Dépression résistante : penser au syndrome d'apnées du sommeil!

Aude Lecrubier

Auteurs et déclarations

12 août 2016

Garches, France — D’après l’étude STAR*D (Sequenced Treatment Alternatives to Relieve Depression), un tiers des patients atteints de dépression modérée à sévère ne répondent pas aux antidépresseurs. Ce taux élevé peut être lié à un mauvais diagnostic (ex : trouble bipolaire) mais aussi à différentes comorbidités.

Le Dr Sylvie Royant Parola (Psychiatre, Responsable du centre d'exploration du sommeil à la clinique médicale du château de Garches, Présidente du Réseau Morphée) revient sur l’une d’entre elle : le syndrome d’apnées du sommeil (SAOS) et insiste sur l’importance de la traiter pour améliorer les symptômes dépressifs.

Medscape -Pourquoi rechercher un syndrome d’apnées du sommeil chez un patient dépressif ?

Dr S Royant Parola - Dans un bon nombre de cas, les dépressions résistantes aux antidépresseurs sont associées à un syndrome d’apnées du sommeil.

Or, nous nous sommes rendu compte que chez certains patients, le fait de diagnostiquer un SAOS et de le traiter améliorait les symptômes dépressifs.

Le problème est de taille car d’après une récente méta-analyse, entre 30 et 40 % des patients déprimés souffriraient aussi d’apnées du sommeil [1]. Par comparaison, dans la population générale, l’incidence des apnées du sommeil est de 5 à 12 %.

Nous nous sommes rendu compte que chez certains patients, le fait de diagnostiquer un SAOS et de le traiter améliorait les symptômes dépressifs.

Comment expliquer que de nombreux patients dépressifs souffrants d’apnées du sommeil résistent aux antidépresseurs ?

C’est le polymorphisme de la maladie qui est en cause.

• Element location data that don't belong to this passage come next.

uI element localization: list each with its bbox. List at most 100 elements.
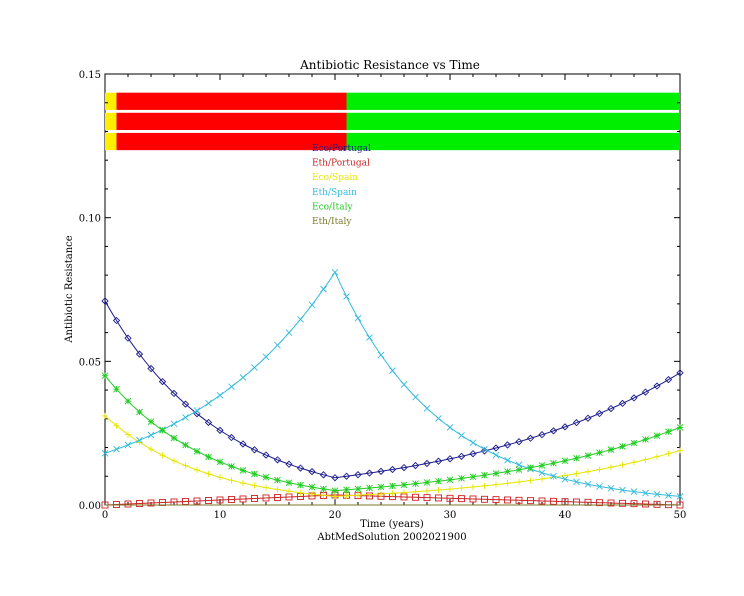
data-point (102, 412, 108, 419)
data-point (182, 441, 189, 449)
data-point (343, 492, 350, 499)
data-point (136, 500, 143, 507)
data-point (561, 475, 569, 483)
data-point (135, 350, 144, 358)
y-axis-label: Antibiotic Resistance (64, 235, 75, 343)
data-point (665, 492, 672, 499)
data-point (561, 457, 569, 465)
data-point (631, 459, 637, 466)
data-point (124, 500, 132, 508)
data-point (331, 487, 339, 494)
data-point (354, 471, 362, 479)
data-point (458, 485, 465, 492)
data-point (492, 444, 500, 452)
data-point (308, 467, 316, 476)
data-point (113, 445, 120, 453)
data-point (170, 434, 178, 442)
data-point (607, 485, 615, 492)
data-point (423, 459, 431, 468)
data-point (228, 496, 235, 503)
data-point (481, 445, 488, 453)
band-3-segment-3 (346, 132, 680, 151)
data-point (365, 469, 374, 477)
data-point (216, 458, 224, 466)
data-point (124, 334, 132, 342)
data-point (457, 452, 466, 460)
data-point (262, 451, 270, 459)
data-point (251, 482, 258, 489)
data-point (389, 482, 396, 490)
data-point (630, 500, 638, 508)
data-point (481, 471, 488, 479)
data-point (470, 483, 476, 490)
series-line (104, 300, 681, 479)
data-point (171, 457, 177, 464)
data-point (388, 465, 397, 474)
data-point (619, 486, 626, 494)
band-2-segment-3 (346, 112, 680, 131)
data-point (549, 427, 558, 435)
data-point (147, 418, 155, 425)
data-point (641, 388, 650, 396)
data-point (492, 470, 500, 477)
data-point (308, 301, 316, 309)
data-point (112, 316, 121, 325)
data-point (125, 431, 131, 438)
data-point (366, 334, 373, 341)
band-3-segment-2 (116, 132, 347, 151)
x-tick-label: 50 (674, 510, 687, 521)
data-point (262, 473, 270, 481)
data-point (515, 438, 523, 446)
data-point (228, 477, 235, 484)
data-point (469, 439, 477, 447)
legend-entry: Eth/Spain (312, 188, 357, 198)
data-point (228, 463, 235, 470)
data-point (492, 451, 500, 459)
data-point (286, 488, 292, 495)
data-point (331, 268, 339, 276)
data-point (515, 461, 523, 469)
data-point (412, 488, 419, 495)
data-point (584, 414, 592, 422)
data-point (124, 397, 132, 405)
data-point (274, 486, 281, 493)
legend-entry: Eco/Spain (312, 173, 358, 183)
data-point (251, 364, 258, 371)
data-point (653, 490, 661, 498)
y-tick-label: 0.10 (79, 214, 101, 225)
data-point (227, 433, 236, 442)
data-point (619, 499, 626, 507)
data-point (584, 480, 592, 488)
band-1-segment-2 (116, 92, 347, 110)
data-point (469, 473, 477, 481)
band-2-segment-1 (105, 112, 117, 131)
data-point (285, 479, 293, 487)
x-tick-label: 20 (329, 510, 342, 521)
data-point (343, 486, 350, 494)
data-point (204, 418, 213, 427)
data-point (285, 460, 293, 468)
data-point (493, 481, 499, 488)
data-point (515, 466, 523, 474)
data-point (366, 484, 373, 492)
data-point (504, 468, 511, 475)
data-point (377, 467, 385, 475)
data-point (400, 463, 408, 472)
data-point (401, 489, 407, 496)
data-point (239, 467, 247, 474)
y-tick-label: 0.05 (79, 357, 101, 368)
data-point (434, 457, 443, 465)
data-point (526, 434, 535, 442)
data-point (342, 472, 351, 480)
data-point (377, 483, 385, 491)
data-point (469, 450, 477, 458)
data-point (320, 485, 327, 493)
data-point (585, 468, 591, 475)
legend-entry: Eth/Italy (312, 217, 352, 227)
data-point (309, 491, 315, 498)
data-point (573, 454, 580, 462)
data-point (251, 470, 258, 478)
data-point (124, 441, 132, 449)
series-line (104, 271, 681, 497)
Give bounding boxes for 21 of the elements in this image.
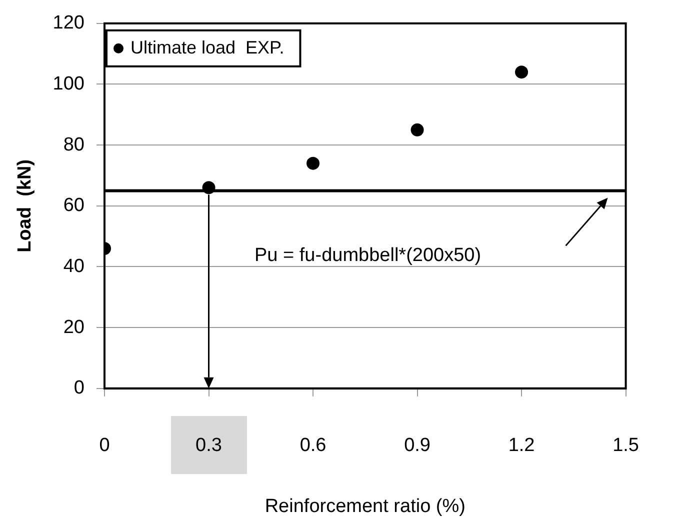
point [410,123,424,136]
point [306,156,320,170]
y-tick-label: 60 [63,195,84,216]
x-tick-label: 0.9 [404,435,430,456]
x-tick-label: 0.3 [196,435,222,456]
point [515,66,528,79]
y-tick-label: 0 [74,378,84,399]
x-axis-title: Reinforcement ratio (%) [264,496,466,517]
y-tick-label: 20 [63,316,84,338]
point [202,181,216,194]
y-axis-title: Load (kN) [14,159,36,252]
x-tick-label: 1.5 [612,435,640,456]
x-tick-label: 0.6 [300,435,326,456]
x-tick-label: 0 [99,435,110,456]
ref-line-label: Pu = fu-dumbbell*(200x50) [254,244,482,266]
y-tick-label: 120 [52,12,84,34]
y-tick-label: 80 [63,134,84,156]
legend-label: Ultimate load EXP. [130,37,284,58]
y-tick-label: 100 [52,73,84,94]
x-tick-label: 1.2 [508,435,535,456]
y-tick-label: 40 [63,256,84,277]
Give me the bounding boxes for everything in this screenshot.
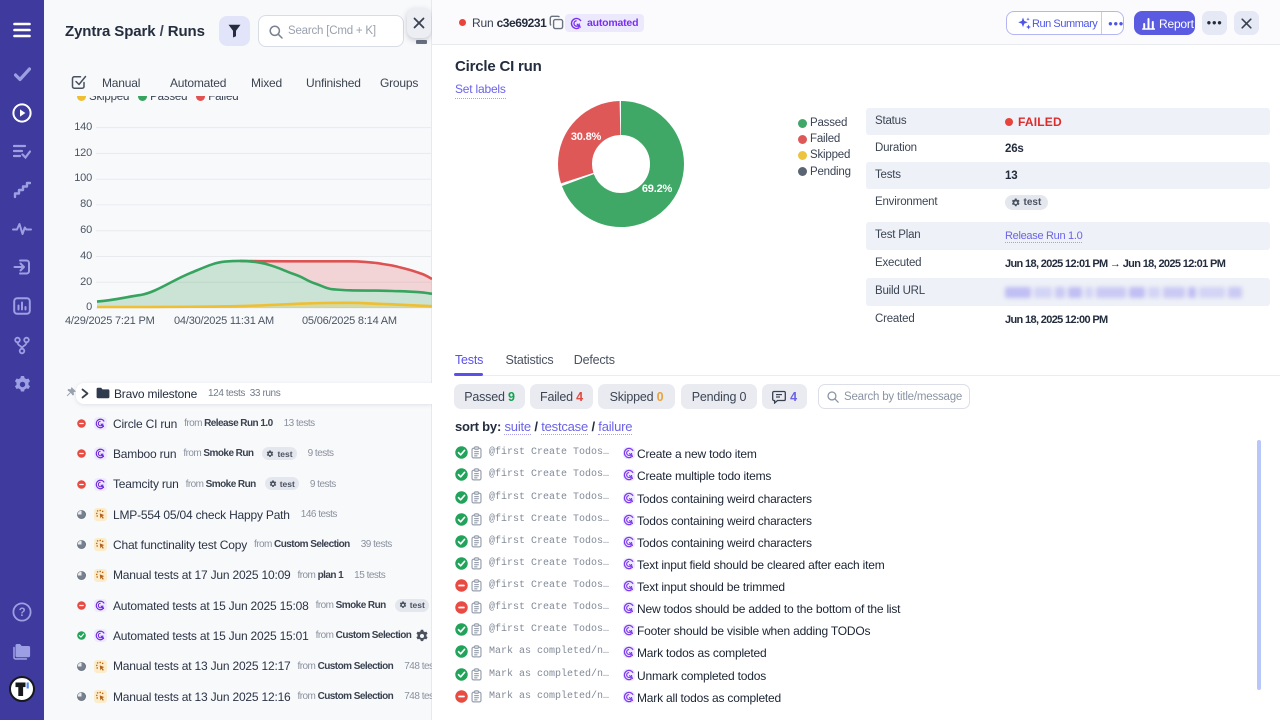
svg-text:?: ? [19, 607, 26, 619]
svg-text:69.2%: 69.2% [642, 183, 673, 195]
svg-text:30.8%: 30.8% [571, 131, 602, 143]
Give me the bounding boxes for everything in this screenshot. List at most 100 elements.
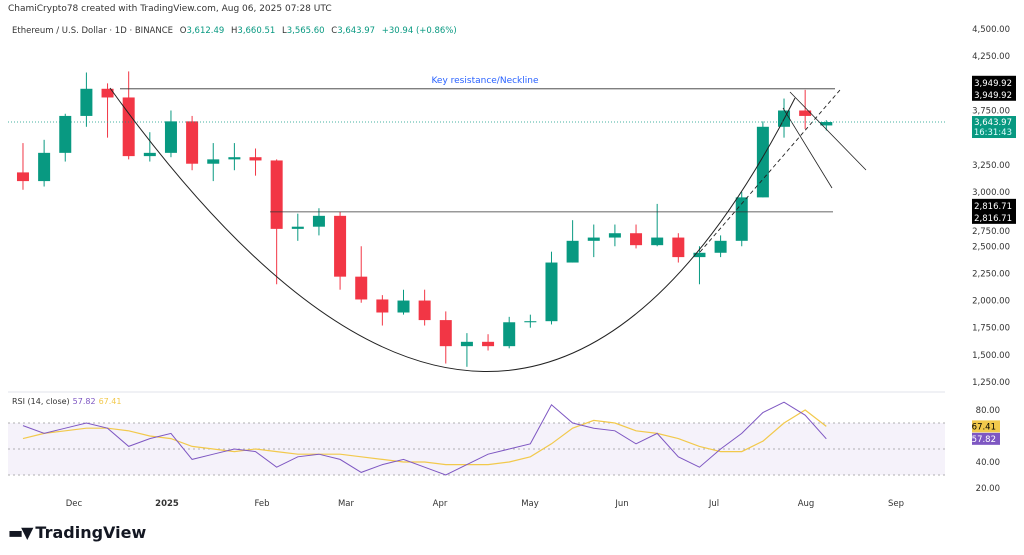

Ici, la dépression n’est pas simplement liée à un trouble de l’humeur mais aussi à une comorbidité qui n’est pas repérée au moment du diagnostic.

Une des hypothèses est que chez certains patients souffrant d’apnées du sommeil, le mécanisme de la dépression serait plutôt d’ordre vasculaire. L’antidépresseur ne serait donc pas, ou seulement en partie, adapté.

Aujourd’hui, nous savons qu’il existe des mécanismes communs entre la dépression, les apnées du sommeil et les troubles métaboliques. Il s’agit de processus d’inflammation probablement liés au stress qui induisent des modifications de l’axe hypothalamo-hypophysaire.

En cas de dépression résistante, il faut donc rechercher systématiquement la présence d’un SAOS. Puis, il faut le traiter pour éviter l’hypertonie sympathique avec augmentation des éveils et désaturation en oxygène.

Comment repérer un syndrome d’apnées du sommeil chez un patient dépressif ?

Le problème est que cliniquement, le SAOS et la dépression se ressemblent, les apnées du sommeil passent donc souvent inaperçues. Les tableaux cliniques sont sensiblement les mêmes : fatigue, somnolence, troubles du sommeil, prise de poids... Le fait qu’un patient ronfle peut aider au diagnostic mais encore faut-il qu’il ne dorme pas seul et que la personne avec qui il vit soit gênée par le ronflement.

En pratique, il faut nécessairement réaliser une polysomnographie. Chez un patient déprimé qui a un sommeil fractionné, la polygraphie ventilatoire n’est pas le bon examen. En effet, les apnées observées chez les patients dépressifs ont souvent une typologie particulière. Il s’agit d’hypopnées qui désaturent peu mais qui fractionnent énormément le sommeil.

Le Dr Royant Parola n’a pas de liens d’intérêt en rapport avec le sujet

REFERENCE:

1. BaHammam AS et coll. Comorbid depression in obstructive sleep apnea: an under-recognized association. Sleep and Breathing. 9 juillet 2015.